Nick stared at her. "Did he tell you all his secrets?"

She shook her head, no. "My father and I were not… very close. He learned that I — sold my body and he threw me out. Often I came to see him and try to make him understand. I did not like it, our not speaking to each other."

"Do you live far from here?"

"No, not far»

"Let's go to your place and talk."

"Yes. But first-" She went to her father's body, knelt, and took something from his pocket She straightened up and Nick demanded to see what she had. She showed it to him. It was a piece of jade.

Many Chinese carried jade in their pockets for luck. It was a Chinese superstition.

"It was my father's for many years," she said. "He would often put his hand in his pocket just to rub it. See how smooth it is."

"Yes. Now let's get the hell out of here."

They walked through the shop, out the front door. Either no one had heard the shots or people here, like everywhere else, just didn't want to mix in.

Nick put his hand on her shoulder when she wanted to walk faster. "Take your sweet time," he said. "You don't want to attract attention, do you?"

She told him she was called Lotus and she lived alone. Her father had been her only living relative and now he, too, was gone.

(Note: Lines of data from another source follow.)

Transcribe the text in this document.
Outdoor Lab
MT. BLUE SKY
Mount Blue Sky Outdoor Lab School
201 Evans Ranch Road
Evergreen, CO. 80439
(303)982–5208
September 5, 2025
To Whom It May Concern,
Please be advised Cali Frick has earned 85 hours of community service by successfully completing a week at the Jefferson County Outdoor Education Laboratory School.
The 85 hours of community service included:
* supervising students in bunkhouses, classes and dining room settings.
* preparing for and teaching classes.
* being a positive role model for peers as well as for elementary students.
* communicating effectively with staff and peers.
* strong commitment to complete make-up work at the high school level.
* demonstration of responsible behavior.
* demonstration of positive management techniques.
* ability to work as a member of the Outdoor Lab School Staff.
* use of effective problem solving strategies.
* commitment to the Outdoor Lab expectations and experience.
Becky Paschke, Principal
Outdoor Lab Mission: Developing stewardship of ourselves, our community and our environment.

Nick only half listened to her. He felt the weight of the gun in his jacket pocket. He felt good, having a weapon. He hoped he wouldn't have to use it on the girl. She was too pretty to kill. He wasn't a hundred percent sure about her. She seemed genuine enough, but —

They reached the house where she lived. A young couple was embracing near the front door. "There is a back way," Lotus informed Nick. They half circled the building and walked through the back door and up one flight of stairs.

It was a nicely furnished apartment with deep inexpensive rugs and water colors on the walls. She quickly rummaged through a chest of drawers and brought out some snapshots and showed them to him. "Here are pictures of my father and me. You will see that I did not lie to you."